Observability for HTTP: Logs, Traces, and Wire Symptoms

LESSON

023 25 min intermediate

Observability for HTTP: Logs, Traces, and Wire Symptoms

The core idea: HTTP observability is boundary evidence: a useful debug trail connects what the client saw, what the edge decided, what the origin received, and which timing or protocol symptom explains the gap.

Core Insight

Imagine checkout starts returning intermittent 502 Bad Gateway responses. The application team says the checkout service is healthy. The CDN dashboard shows a small spike in edge errors. The database dashboard looks normal. A few users report that refreshing works. If each team reads only its own logs, the incident becomes a debate about whose system is "really" failing.

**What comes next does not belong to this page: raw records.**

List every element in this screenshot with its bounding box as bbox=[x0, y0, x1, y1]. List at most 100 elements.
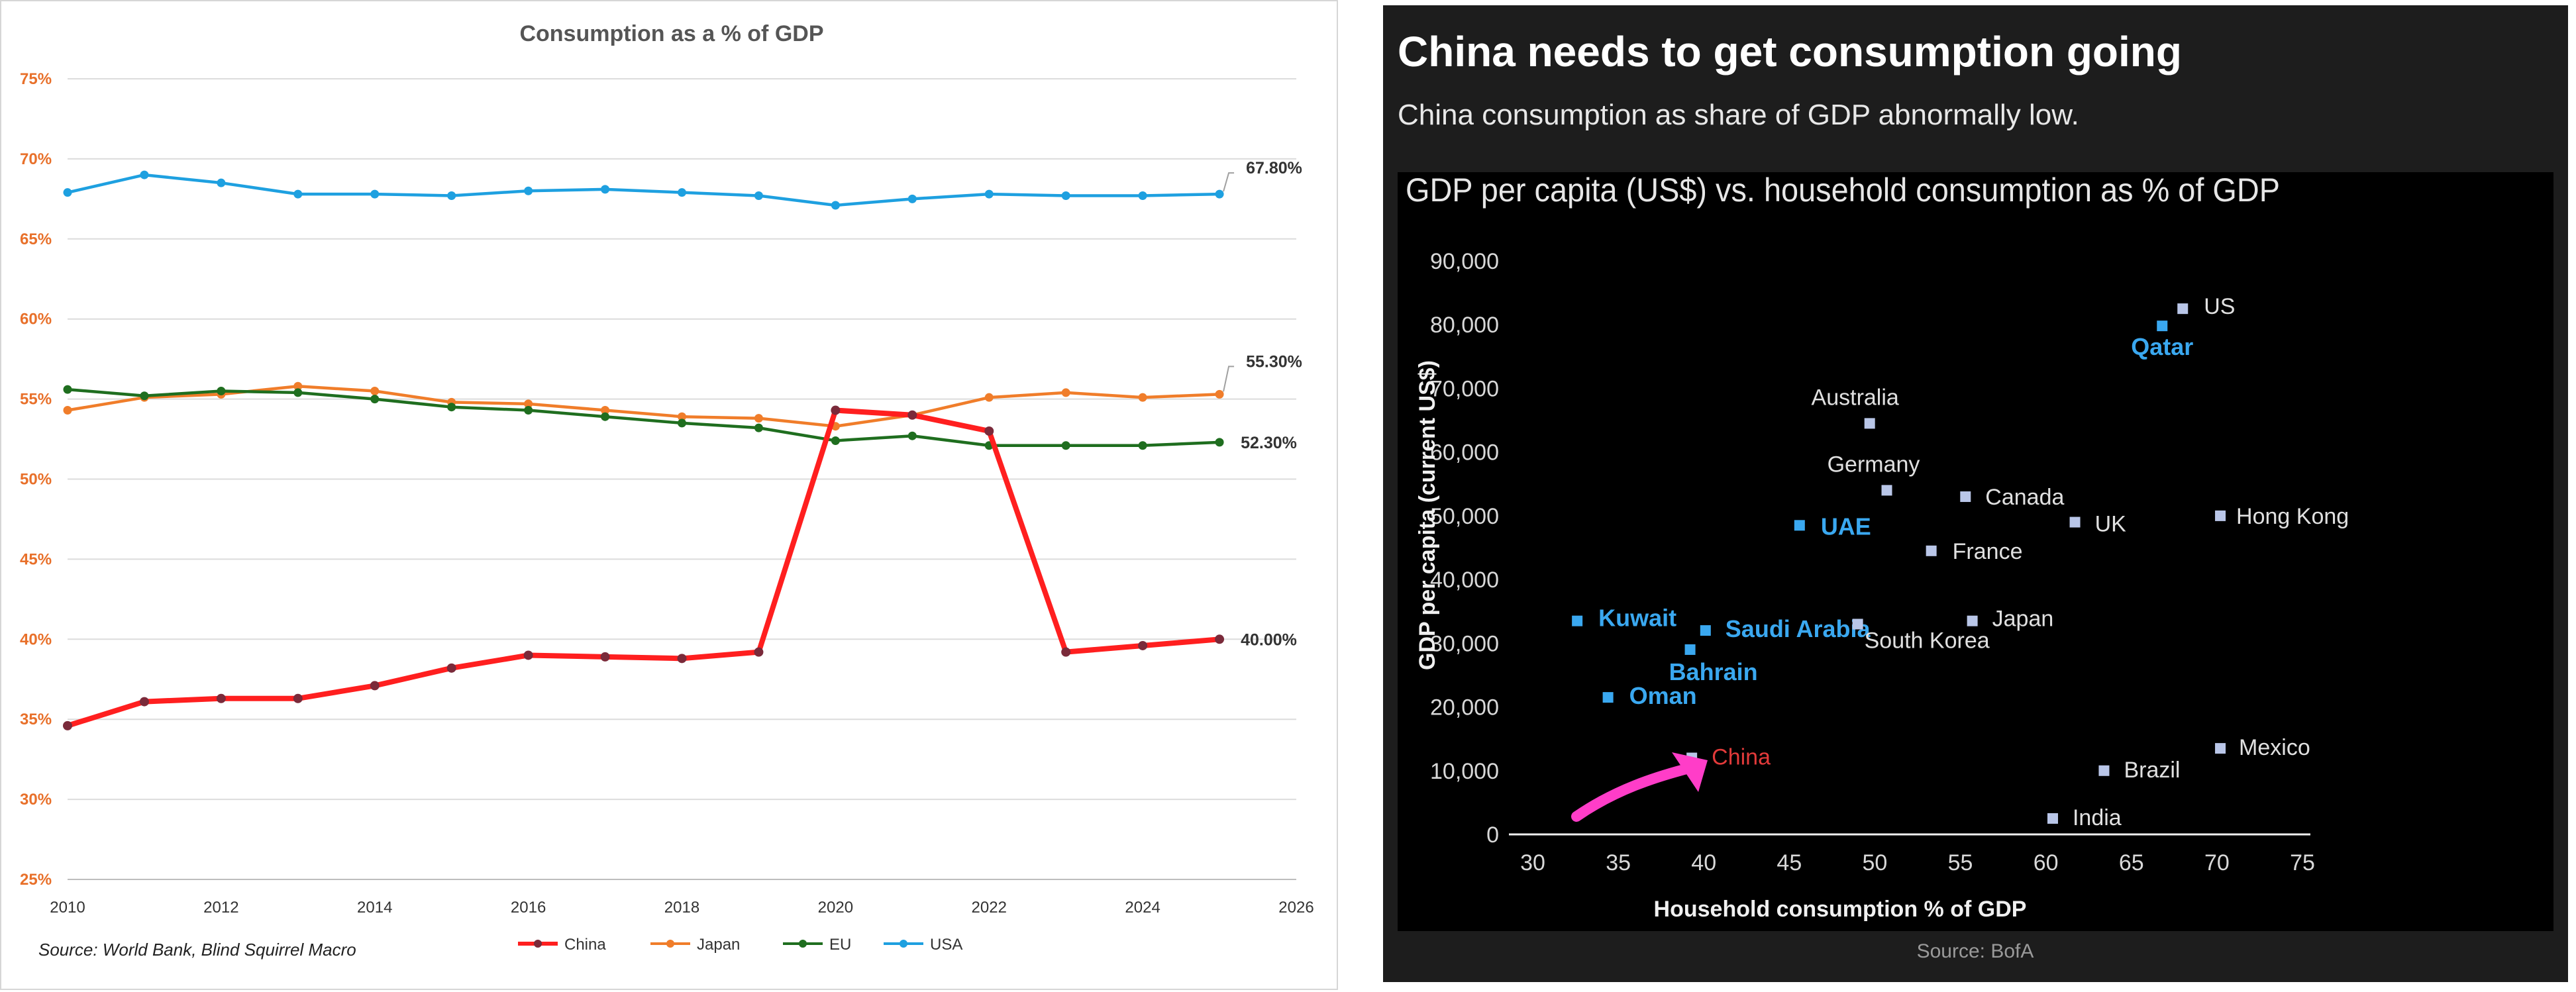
point-label-bahrain: Bahrain bbox=[1669, 658, 1758, 685]
series-line-japan bbox=[67, 385, 1220, 428]
legend-marker bbox=[666, 940, 674, 948]
x-tick-label: 35 bbox=[1606, 850, 1631, 875]
data-point-china bbox=[907, 410, 917, 420]
data-point-eu bbox=[601, 412, 610, 421]
scatter-point-saudi-arabia bbox=[1700, 625, 1711, 636]
data-point-china bbox=[1215, 634, 1225, 644]
x-tick-label: 2024 bbox=[1125, 899, 1160, 917]
x-tick-label: 2010 bbox=[50, 899, 85, 917]
legend-label-china: China bbox=[564, 936, 606, 954]
x-tick-label: 2022 bbox=[972, 899, 1007, 917]
arrow-head bbox=[1672, 752, 1708, 792]
data-point-eu bbox=[907, 431, 917, 440]
x-tick-label: 45 bbox=[1777, 850, 1802, 875]
scatter-point-qatar bbox=[2157, 321, 2168, 332]
y-tick-label: 60,000 bbox=[1430, 440, 1499, 466]
scatter-point-australia bbox=[1864, 418, 1875, 429]
data-point-japan bbox=[63, 406, 72, 415]
y-tick-label: 50,000 bbox=[1430, 504, 1499, 529]
x-tick-label: 75 bbox=[2290, 850, 2315, 875]
data-point-eu bbox=[293, 388, 303, 397]
data-point-usa bbox=[984, 189, 994, 199]
scatter-point-oman bbox=[1602, 692, 1614, 703]
data-point-usa bbox=[447, 191, 456, 201]
legend-label-usa: USA bbox=[930, 936, 962, 954]
data-point-china bbox=[293, 693, 303, 703]
legend-marker bbox=[534, 940, 542, 948]
scatter-point-mexico bbox=[2215, 743, 2226, 754]
data-point-usa bbox=[1061, 191, 1070, 201]
data-point-japan bbox=[524, 399, 533, 409]
data-point-eu bbox=[1215, 438, 1224, 447]
data-point-usa bbox=[1215, 189, 1224, 199]
scatter-point-bahrain bbox=[1684, 644, 1696, 655]
scatter-point-japan bbox=[1967, 615, 1978, 626]
scatter-point-brazil bbox=[2098, 765, 2110, 776]
x-tick-label: 2026 bbox=[1278, 899, 1314, 917]
y-tick-label: 0 bbox=[1486, 822, 1499, 848]
data-point-eu bbox=[1138, 441, 1147, 450]
point-label-us: US bbox=[2204, 294, 2235, 319]
data-point-usa bbox=[140, 170, 149, 179]
y-tick-label: 55% bbox=[20, 391, 52, 409]
y-tick-label: 75% bbox=[20, 70, 52, 88]
data-point-japan bbox=[1215, 389, 1224, 399]
point-label-uk: UK bbox=[2095, 512, 2127, 537]
data-point-japan bbox=[293, 381, 303, 391]
y-tick-label: 65% bbox=[20, 230, 52, 248]
series-line-eu bbox=[67, 387, 1220, 447]
y-tick-label: 70,000 bbox=[1430, 376, 1499, 401]
arrow-annotation bbox=[1571, 762, 1700, 822]
data-point-usa bbox=[217, 178, 226, 187]
point-label-qatar: Qatar bbox=[2131, 333, 2193, 360]
data-point-eu bbox=[754, 423, 763, 432]
y-axis-label: GDP per capita (current US$) bbox=[1415, 360, 1440, 670]
data-point-usa bbox=[907, 194, 917, 203]
legend-marker bbox=[799, 940, 807, 948]
scatter-point-uk bbox=[2069, 517, 2081, 528]
data-point-china bbox=[600, 652, 610, 662]
y-tick-label: 30% bbox=[20, 791, 52, 809]
point-label-china: China bbox=[1712, 745, 1771, 770]
end-value-label-eu: 52.30% bbox=[1241, 434, 1297, 452]
point-label-france: France bbox=[1953, 539, 2023, 564]
point-label-brazil: Brazil bbox=[2124, 758, 2180, 783]
line-chart: Consumption as a % of GDP 25% 30% 35% 40% 45… bbox=[20, 21, 1314, 960]
data-point-japan bbox=[601, 406, 610, 415]
point-label-japan: Japan bbox=[1992, 607, 2054, 632]
legend-label-japan: Japan bbox=[697, 936, 740, 954]
x-tick-label: 2020 bbox=[818, 899, 853, 917]
point-label-canada: Canada bbox=[1985, 485, 2064, 510]
y-tick-label: 50% bbox=[20, 471, 52, 489]
scatter-point-kuwait bbox=[1572, 615, 1583, 626]
data-point-china bbox=[677, 654, 687, 664]
y-tick-label: 20,000 bbox=[1430, 695, 1499, 720]
line-chart-panel: Consumption as a % of GDP 25% 30% 35% 40% 45… bbox=[0, 0, 1338, 990]
scatter-chart-panel: China needs to get consumption going Chi… bbox=[1383, 5, 2568, 982]
scatter-point-uae bbox=[1794, 520, 1805, 531]
end-value-label-china: 40.00% bbox=[1241, 630, 1297, 649]
end-value-label-japan: 55.30% bbox=[1246, 352, 1302, 371]
x-tick-label: 2014 bbox=[357, 899, 392, 917]
point-label-kuwait: Kuwait bbox=[1598, 605, 1676, 632]
scatter-chart-title: GDP per capita (US$) vs. household consu… bbox=[1406, 172, 2280, 209]
point-label-germany: Germany bbox=[1828, 452, 1920, 477]
data-point-china bbox=[370, 681, 380, 691]
x-tick-label: 55 bbox=[1948, 850, 1973, 875]
y-tick-label: 90,000 bbox=[1430, 249, 1499, 274]
data-point-eu bbox=[524, 406, 533, 415]
data-point-eu bbox=[831, 436, 840, 445]
data-point-japan bbox=[1138, 393, 1147, 402]
x-tick-label: 50 bbox=[1863, 850, 1888, 875]
end-value-label-usa: 67.80% bbox=[1246, 159, 1302, 177]
x-tick-label: 60 bbox=[2034, 850, 2059, 875]
data-point-usa bbox=[601, 185, 610, 194]
point-label-australia: Australia bbox=[1812, 385, 1899, 410]
scatter-point-india bbox=[2047, 813, 2058, 824]
headline: China needs to get consumption going bbox=[1398, 28, 2182, 75]
x-tick-label: 65 bbox=[2119, 850, 2144, 875]
data-point-japan bbox=[984, 393, 994, 402]
y-tick-label: 60% bbox=[20, 311, 52, 328]
x-tick-label: 30 bbox=[1520, 850, 1545, 875]
line-chart-title: Consumption as a % of GDP bbox=[519, 21, 823, 46]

The useful move is to treat the request path as a chain of witnesses. The browser saw a status code and latency. The CDN or edge proxy saw cache status, TLS and HTTP protocol, rule id, upstream selection, and a timeout or upstream response. The reverse proxy saw connection reuse, upstream timing, and response flags. The application saw a route, a trace id, handler timing, dependencies, and maybe nothing at all if the edge failed before forwarding the request.

HTTP observability is not just "collect logs." It is deciding which facts must survive each boundary so one request can be reconstructed later. A status code alone is ambiguous. 502 might mean the origin returned a bad response, the proxy timed out, the connection reset, TLS to the origin failed, or a gateway rule rejected the upstream. The fix depends on which boundary produced the error.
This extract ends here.